Disparate Advertising of Sugary Drinks: An Analysis of Beverages Promoted in Circulars from Grocery Stores in High- and Low-Income New York City Zip CodesDanna Ethan1* Lalitha Samuel2 Corey H Basch3 Rodney Hammond4
- Corresponding Author:
- Danna Ethan, Ed.D., M.S.W
Assistant Professor, Health Education and Promotion
Department of Health Sciences, Lehman College
The City University of New York, Gillet Hall
Room 334, 250 Bedford Park Boulevard West
Bronx, NY 10468, USA
Tel: (646) 322-4517
Fax: (718) 960-8908
E-mail: [email protected]
Received Date: December 09, 2013; Accepted Date: December 24, 2013; Published Date: December 27, 2013
Citation: Ethan D, Samuel L, Basch CH, Hammond R (2013) Disparate Advertising of Sugary Drinks: An Analysis of Beverages Promoted in Circulars from Grocery Stores in High- and Low-Income New York City Zip Codes. J Community Med Health Educ 4:265. doi:10.4172/2161-0711.1000265
Copyright: © 2013 Ethan D, et al. This is an open-access article distributed under the terms of the Creative Commons Attribution License, which permits unrestricted use, distribution, and reproduction in any medium, provided the original author and source are credited.

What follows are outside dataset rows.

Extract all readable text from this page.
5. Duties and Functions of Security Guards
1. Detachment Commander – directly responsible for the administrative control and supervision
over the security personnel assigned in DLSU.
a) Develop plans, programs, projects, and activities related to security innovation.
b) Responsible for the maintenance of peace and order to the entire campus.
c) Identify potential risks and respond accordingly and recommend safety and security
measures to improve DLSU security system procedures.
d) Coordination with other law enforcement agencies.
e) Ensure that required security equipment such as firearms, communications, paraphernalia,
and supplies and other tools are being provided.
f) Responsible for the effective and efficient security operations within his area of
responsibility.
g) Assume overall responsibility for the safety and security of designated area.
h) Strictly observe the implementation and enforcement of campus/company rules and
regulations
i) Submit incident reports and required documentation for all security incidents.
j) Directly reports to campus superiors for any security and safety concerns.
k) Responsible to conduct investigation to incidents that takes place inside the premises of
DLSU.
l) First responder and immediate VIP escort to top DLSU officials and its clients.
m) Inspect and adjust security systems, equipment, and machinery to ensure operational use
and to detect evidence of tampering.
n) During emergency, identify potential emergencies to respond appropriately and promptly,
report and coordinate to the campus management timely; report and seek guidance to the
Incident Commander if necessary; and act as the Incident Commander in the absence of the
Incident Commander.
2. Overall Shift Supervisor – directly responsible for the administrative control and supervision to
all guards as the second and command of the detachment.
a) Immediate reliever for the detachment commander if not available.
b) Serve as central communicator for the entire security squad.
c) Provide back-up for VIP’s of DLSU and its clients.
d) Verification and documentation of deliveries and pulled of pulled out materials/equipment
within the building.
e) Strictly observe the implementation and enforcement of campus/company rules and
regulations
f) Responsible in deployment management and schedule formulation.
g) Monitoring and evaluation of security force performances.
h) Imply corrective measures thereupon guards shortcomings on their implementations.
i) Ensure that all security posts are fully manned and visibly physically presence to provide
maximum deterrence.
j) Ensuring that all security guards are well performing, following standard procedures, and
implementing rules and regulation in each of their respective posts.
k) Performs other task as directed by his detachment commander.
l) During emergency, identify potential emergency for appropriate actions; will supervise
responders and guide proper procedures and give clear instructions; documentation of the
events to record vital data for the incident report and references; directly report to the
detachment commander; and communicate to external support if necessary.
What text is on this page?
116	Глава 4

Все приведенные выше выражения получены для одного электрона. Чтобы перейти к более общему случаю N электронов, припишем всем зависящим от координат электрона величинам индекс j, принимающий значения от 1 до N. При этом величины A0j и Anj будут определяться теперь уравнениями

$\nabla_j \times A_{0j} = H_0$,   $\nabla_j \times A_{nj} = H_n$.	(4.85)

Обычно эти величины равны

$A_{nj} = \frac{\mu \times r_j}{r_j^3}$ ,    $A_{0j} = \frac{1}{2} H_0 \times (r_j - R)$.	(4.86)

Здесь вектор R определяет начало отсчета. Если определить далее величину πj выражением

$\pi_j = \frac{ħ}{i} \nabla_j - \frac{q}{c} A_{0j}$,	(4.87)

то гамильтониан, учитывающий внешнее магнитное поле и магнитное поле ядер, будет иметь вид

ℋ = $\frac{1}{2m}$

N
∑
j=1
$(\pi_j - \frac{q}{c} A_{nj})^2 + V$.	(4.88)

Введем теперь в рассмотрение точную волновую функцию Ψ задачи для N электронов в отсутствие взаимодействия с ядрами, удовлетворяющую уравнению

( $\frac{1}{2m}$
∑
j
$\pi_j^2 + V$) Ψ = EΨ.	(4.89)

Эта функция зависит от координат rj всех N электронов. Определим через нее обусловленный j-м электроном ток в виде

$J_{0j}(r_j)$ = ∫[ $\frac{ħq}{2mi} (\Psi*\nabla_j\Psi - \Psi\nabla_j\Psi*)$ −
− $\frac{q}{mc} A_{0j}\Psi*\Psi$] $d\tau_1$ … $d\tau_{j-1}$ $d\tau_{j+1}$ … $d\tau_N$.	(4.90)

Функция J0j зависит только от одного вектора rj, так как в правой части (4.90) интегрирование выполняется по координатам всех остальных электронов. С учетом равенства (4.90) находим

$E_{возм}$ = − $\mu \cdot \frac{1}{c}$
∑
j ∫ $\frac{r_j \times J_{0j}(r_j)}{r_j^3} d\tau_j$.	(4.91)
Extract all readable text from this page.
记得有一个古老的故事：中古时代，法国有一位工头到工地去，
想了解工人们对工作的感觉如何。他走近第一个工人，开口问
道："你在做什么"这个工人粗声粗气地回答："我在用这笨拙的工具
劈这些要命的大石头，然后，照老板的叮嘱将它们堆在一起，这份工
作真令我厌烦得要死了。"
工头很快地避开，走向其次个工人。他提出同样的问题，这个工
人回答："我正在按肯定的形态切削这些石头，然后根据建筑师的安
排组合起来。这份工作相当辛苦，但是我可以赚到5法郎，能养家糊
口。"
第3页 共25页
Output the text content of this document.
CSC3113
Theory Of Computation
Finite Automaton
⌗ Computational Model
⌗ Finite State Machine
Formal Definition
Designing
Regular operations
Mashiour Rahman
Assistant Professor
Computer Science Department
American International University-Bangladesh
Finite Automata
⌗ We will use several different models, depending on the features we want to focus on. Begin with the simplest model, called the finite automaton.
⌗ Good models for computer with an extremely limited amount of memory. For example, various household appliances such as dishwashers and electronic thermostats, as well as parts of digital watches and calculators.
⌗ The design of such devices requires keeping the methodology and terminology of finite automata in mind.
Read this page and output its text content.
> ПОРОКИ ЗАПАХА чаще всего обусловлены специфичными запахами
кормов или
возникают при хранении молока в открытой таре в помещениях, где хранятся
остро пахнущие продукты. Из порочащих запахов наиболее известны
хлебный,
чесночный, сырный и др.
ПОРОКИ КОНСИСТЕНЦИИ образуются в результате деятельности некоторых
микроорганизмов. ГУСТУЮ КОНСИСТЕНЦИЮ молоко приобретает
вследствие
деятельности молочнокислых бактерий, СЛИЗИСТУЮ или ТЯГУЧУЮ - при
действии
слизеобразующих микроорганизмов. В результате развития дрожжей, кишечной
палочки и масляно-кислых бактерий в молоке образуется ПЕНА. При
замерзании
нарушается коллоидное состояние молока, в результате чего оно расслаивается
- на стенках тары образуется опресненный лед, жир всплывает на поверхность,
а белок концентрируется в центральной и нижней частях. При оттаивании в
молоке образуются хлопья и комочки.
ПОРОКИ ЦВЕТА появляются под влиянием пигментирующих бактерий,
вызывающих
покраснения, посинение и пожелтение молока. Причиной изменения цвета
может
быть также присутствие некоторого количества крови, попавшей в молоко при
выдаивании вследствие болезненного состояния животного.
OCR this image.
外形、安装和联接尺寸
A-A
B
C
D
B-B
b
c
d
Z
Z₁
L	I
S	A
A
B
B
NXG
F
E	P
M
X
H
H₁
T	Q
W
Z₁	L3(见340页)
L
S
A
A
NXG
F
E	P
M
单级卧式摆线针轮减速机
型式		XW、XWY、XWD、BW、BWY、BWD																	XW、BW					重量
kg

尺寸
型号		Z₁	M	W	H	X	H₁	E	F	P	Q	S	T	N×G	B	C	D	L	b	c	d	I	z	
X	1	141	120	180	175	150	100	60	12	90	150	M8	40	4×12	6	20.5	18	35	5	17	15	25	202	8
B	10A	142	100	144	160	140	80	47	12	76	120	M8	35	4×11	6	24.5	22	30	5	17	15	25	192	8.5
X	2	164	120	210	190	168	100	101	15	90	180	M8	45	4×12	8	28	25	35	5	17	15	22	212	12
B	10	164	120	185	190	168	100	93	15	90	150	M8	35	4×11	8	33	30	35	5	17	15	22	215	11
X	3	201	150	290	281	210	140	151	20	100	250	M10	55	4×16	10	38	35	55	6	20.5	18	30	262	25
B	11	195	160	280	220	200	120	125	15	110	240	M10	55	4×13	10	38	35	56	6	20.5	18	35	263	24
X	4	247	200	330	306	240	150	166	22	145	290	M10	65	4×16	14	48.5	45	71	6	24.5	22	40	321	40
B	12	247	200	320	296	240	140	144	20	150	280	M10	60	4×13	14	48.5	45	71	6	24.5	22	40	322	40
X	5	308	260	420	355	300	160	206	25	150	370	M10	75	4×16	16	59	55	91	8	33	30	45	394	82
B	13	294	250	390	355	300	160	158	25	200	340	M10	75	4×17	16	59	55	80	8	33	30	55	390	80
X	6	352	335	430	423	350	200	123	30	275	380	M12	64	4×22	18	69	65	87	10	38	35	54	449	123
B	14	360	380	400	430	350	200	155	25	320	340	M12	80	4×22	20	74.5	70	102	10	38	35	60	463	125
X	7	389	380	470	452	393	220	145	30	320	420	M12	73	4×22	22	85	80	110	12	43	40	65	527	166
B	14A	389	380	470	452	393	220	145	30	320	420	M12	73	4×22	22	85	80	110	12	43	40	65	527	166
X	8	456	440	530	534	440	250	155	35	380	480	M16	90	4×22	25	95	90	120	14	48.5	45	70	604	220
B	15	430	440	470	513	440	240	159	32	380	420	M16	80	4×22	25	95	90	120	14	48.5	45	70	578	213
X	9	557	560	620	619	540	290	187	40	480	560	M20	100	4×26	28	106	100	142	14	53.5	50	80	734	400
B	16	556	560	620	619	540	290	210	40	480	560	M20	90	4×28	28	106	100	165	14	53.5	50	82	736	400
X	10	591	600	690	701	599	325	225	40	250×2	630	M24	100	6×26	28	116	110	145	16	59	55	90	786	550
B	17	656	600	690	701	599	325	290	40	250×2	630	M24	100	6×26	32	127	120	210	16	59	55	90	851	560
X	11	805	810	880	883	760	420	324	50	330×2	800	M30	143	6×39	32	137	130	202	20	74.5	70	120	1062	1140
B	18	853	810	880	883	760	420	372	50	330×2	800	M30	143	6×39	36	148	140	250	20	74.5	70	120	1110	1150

Background: The consumption of sugar-sweetened beverages (SSBs) has been associated with an increased risk of chronic disease including obesity, type 2 diabetes, and coronary heart disease. A correlation between low socioeconomics (SES) status and higher SSB intake has also been established.
Objective: The objective of this study was to analyze the calorie content and added sugar in beverages advertised in circulars of grocery stores in high- and low-income New York City zip codes.
Methods: Across a two-month period, we analyzed various nutritional characteristics of beverage products advertised on the front page of online circulars from grocery stores in 5 low- and 5 high-income New York City zip codes.
Results: Three-fourths of beverage products for sale in circulars from low-income zip codes were sugar-sweetened (74.4%) as compared with just over one-third advertised in those from high-income zip codes (35.7%).
Conclusion: High-calorie, sugary beverages are being marketed and priced to sell by grocery stores serving low SES populations with high SSB consumption patterns. Health education and promotion efforts that grocery stores can implement to contribute to chronic disease prevention are discussed.